U.S. Grounds Boeing Planes, After Days of Pressure
After days of mounting pressure, the United States grounded Boeing's 737 Max aircraft on Wednesday, reversing an earlier decision in which American regulators said the planes could keep flying after a deadly crash in Ethiopia.
The decision, announced by President Trump, followed determinations by safety regulators in some 42 countries to ban flights by the jets, which are now grounded worldwide. Pilots, flight attendants, consumers and politicians from both major parties had been agitating for the planes to be grounded in the United States. Despite the clamor, the Federal Aviation Administration had been resolute, saying on Tuesday that it had seen "no systemic performance issues" that would prompt it to halt flights of the jet.
That changed Wednesday when, in relatively quick succession, Canadian and American aviation authorities said they were grounding the planes after newly available satellite-tracking data suggested similarities between Sunday's crash in Ethiopia and one involving a Boeing 737 Max 8 in Indonesia in October.

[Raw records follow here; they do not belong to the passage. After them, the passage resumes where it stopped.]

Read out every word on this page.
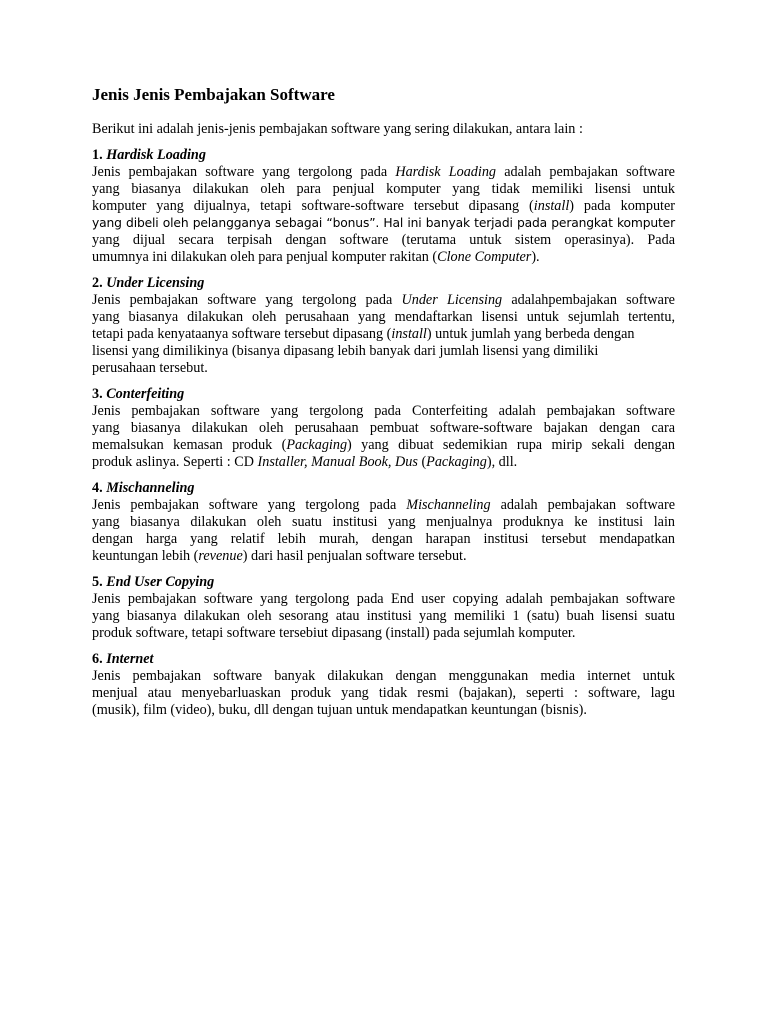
Jenis Jenis Pembajakan Software
Berikut ini adalah jenis-jenis pembajakan software yang sering dilakukan, antara lain :
1. Hardisk Loading
Jenis pembajakan software yang tergolong pada Hardisk Loading adalah pembajakan software
yang biasanya dilakukan oleh para penjual komputer yang tidak memiliki lisensi untuk
komputer yang dijualnya, tetapi software-software tersebut dipasang (install) pada komputer
yang dibeli oleh pelangganya sebagai “bonus”. Hal ini banyak terjadi pada perangkat komputer
yang dijual secara terpisah dengan software (terutama untuk sistem operasinya). Pada
umumnya ini dilakukan oleh para penjual komputer rakitan (Clone Computer).
2. Under Licensing
Jenis pembajakan software yang tergolong pada Under Licensing adalahpembajakan software
yang biasanya dilakukan oleh perusahaan yang mendaftarkan lisensi untuk sejumlah tertentu,
tetapi pada kenyataanya software tersebut dipasang (install) untuk jumlah yang berbeda dengan
lisensi yang dimilikinya (bisanya dipasang lebih banyak dari jumlah lisensi yang dimiliki
perusahaan tersebut.
3. Conterfeiting
Jenis pembajakan software yang tergolong pada Conterfeiting adalah pembajakan software
yang biasanya dilakukan oleh perusahaan pembuat software-software bajakan dengan cara
memalsukan kemasan produk (Packaging) yang dibuat sedemikian rupa mirip sekali dengan
produk aslinya. Seperti : CD Installer, Manual Book, Dus (Packaging), dll.
4. Mischanneling
Jenis pembajakan software yang tergolong pada Mischanneling adalah pembajakan software
yang biasanya dilakukan oleh suatu institusi yang menjualnya produknya ke institusi lain
dengan harga yang relatif lebih murah, dengan harapan institusi tersebut mendapatkan
keuntungan lebih (revenue) dari hasil penjualan software tersebut.
5. End User Copying
Jenis pembajakan software yang tergolong pada End user copying adalah pembajakan software
yang biasanya dilakukan oleh sesorang atau institusi yang memiliki 1 (satu) buah lisensi suatu
produk software, tetapi software tersebiut dipasang (install) pada sejumlah komputer.
6. Internet
Jenis pembajakan software banyak dilakukan dengan menggunakan media internet untuk
menjual atau menyebarluaskan produk yang tidak resmi (bajakan), seperti : software, lagu
(musik), film (video), buku, dll dengan tujuan untuk mendapatkan keuntungan (bisnis).
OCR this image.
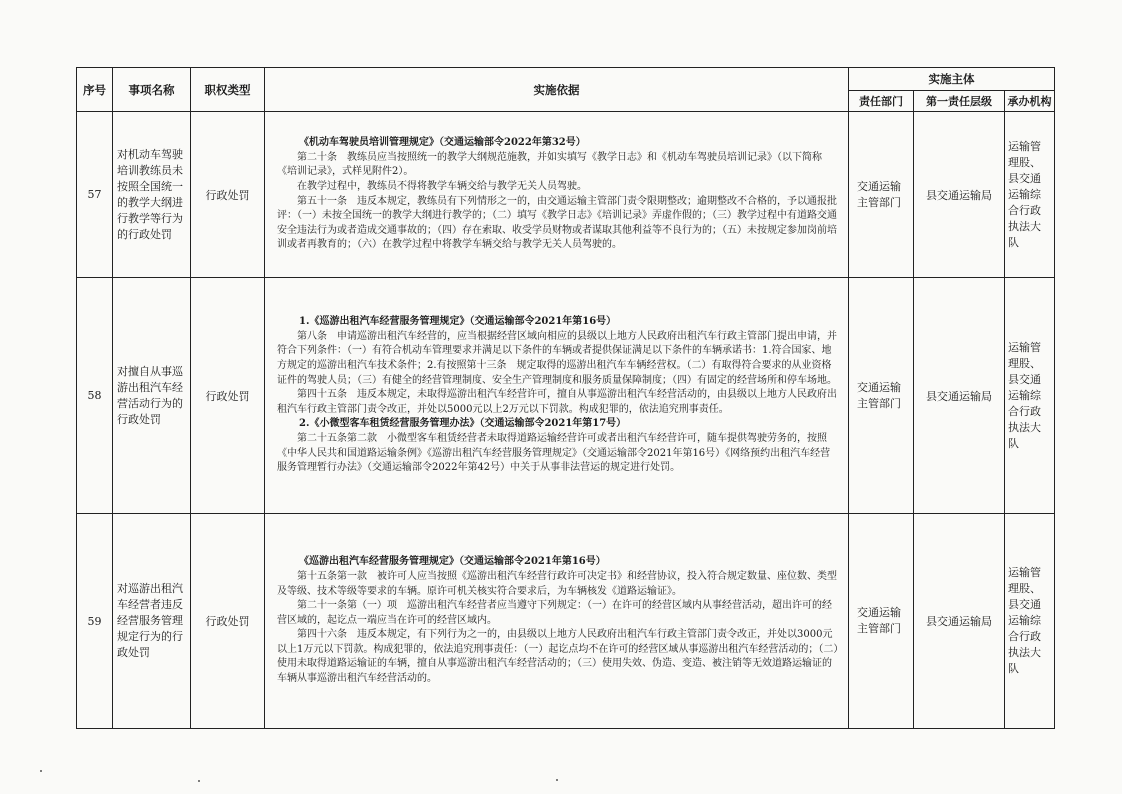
序号	事项名称	职权类型	实施依据	实施主体		
				责任部门	第一责任层级	承办机构
57	对机动车驾驶培训教练员未按照全国统一的教学大纲进行教学等行为的行政处罚	行政处罚	《机动车驾驶员培训管理规定》（交通运输部令2022年第32号）

第二十条　教练员应当按照统一的教学大纲规范施教，并如实填写《教学日志》和《机动车驾驶员培训记录》（以下简称《培训记录》，式样见附件2）。

在教学过程中，教练员不得将教学车辆交给与教学无关人员驾驶。

第五十一条　违反本规定，教练员有下列情形之一的，由交通运输主管部门责令限期整改；逾期整改不合格的，予以通报批评：（一）未按全国统一的教学大纲进行教学的；（二）填写《教学日志》《培训记录》弄虚作假的；（三）教学过程中有道路交通安全违法行为或者造成交通事故的；（四）存在索取、收受学员财物或者谋取其他利益等不良行为的；（五）未按规定参加岗前培训或者再教育的；（六）在教学过程中将教学车辆交给与教学无关人员驾驶的。	交通运输主管部门	县交通运输局	运输管理股、县交通运输综合行政执法大队
58	对擅自从事巡游出租汽车经营活动行为的行政处罚	行政处罚	1.《巡游出租汽车经营服务管理规定》（交通运输部令2021年第16号）

第八条　申请巡游出租汽车经营的，应当根据经营区域向相应的县级以上地方人民政府出租汽车行政主管部门提出申请，并符合下列条件：（一）有符合机动车管理要求并满足以下条件的车辆或者提供保证满足以下条件的车辆承诺书：1.符合国家、地方规定的巡游出租汽车技术条件；2.有按照第十三条　规定取得的巡游出租汽车车辆经营权。（二）有取得符合要求的从业资格证件的驾驶人员；（三）有健全的经营管理制度、安全生产管理制度和服务质量保障制度；（四）有固定的经营场所和停车场地。

第四十五条　违反本规定，未取得巡游出租汽车经营许可，擅自从事巡游出租汽车经营活动的，由县级以上地方人民政府出租汽车行政主管部门责令改正，并处以5000元以上2万元以下罚款。构成犯罪的，依法追究刑事责任。

2.《小微型客车租赁经营服务管理办法》（交通运输部令2021年第17号）

第二十五条第二款　小微型客车租赁经营者未取得道路运输经营许可或者出租汽车经营许可，随车提供驾驶劳务的，按照《中华人民共和国道路运输条例》《巡游出租汽车经营服务管理规定》（交通运输部令2021年第16号）《网络预约出租汽车经营服务管理暂行办法》（交通运输部令2022年第42号）中关于从事非法营运的规定进行处罚。	交通运输主管部门	县交通运输局	运输管理股、县交通运输综合行政执法大队
59	对巡游出租汽车经营者违反经营服务管理规定行为的行政处罚	行政处罚	《巡游出租汽车经营服务管理规定》（交通运输部令2021年第16号）

第十五条第一款　被许可人应当按照《巡游出租汽车经营行政许可决定书》和经营协议，投入符合规定数量、座位数、类型及等级、技术等级等要求的车辆。原许可机关核实符合要求后，为车辆核发《道路运输证》。

第二十一条第（一）项　巡游出租汽车经营者应当遵守下列规定：（一）在许可的经营区域内从事经营活动，超出许可的经营区域的，起讫点一端应当在许可的经营区域内。

第四十六条　违反本规定，有下列行为之一的，由县级以上地方人民政府出租汽车行政主管部门责令改正，并处以3000元以上1万元以下罚款。构成犯罪的，依法追究刑事责任：（一）起讫点均不在许可的经营区域从事巡游出租汽车经营活动的；（二）使用未取得道路运输证的车辆，擅自从事巡游出租汽车经营活动的；（三）使用失效、伪造、变造、被注销等无效道路运输证的车辆从事巡游出租汽车经营活动的。	交通运输主管部门	县交通运输局	运输管理股、县交通运输综合行政执法大队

Previously: Second 737 MAX8 Airplane Crash Reinforces Speculation on Flying System Problems
Related: Boeing 737 MAX 8 Could Enable $69 Trans-Atlantic Flights
(Score: 2) by physicsmajor on Thursday March 14 2019, @09:14PM (1 child)
The FAA grounded them. Trump announced it, he didn't really make the call. Stop.
(Score: 2) by isostatic on Friday March 15 2019, @07:39AM
That’s not the order of events, but I didn’t mention trump at all.
The order of events were countries from singapore to austrailia to France to Uk to Canada had grounded them, but the faa was still saying they were fine.
Then the faa finally changed their mind days after the second crash of a brand new plane in 6 months. Something that statistically was highly unlikely to happen without the cause of the two crashes being linked, and the first crash already blamed on the new plane.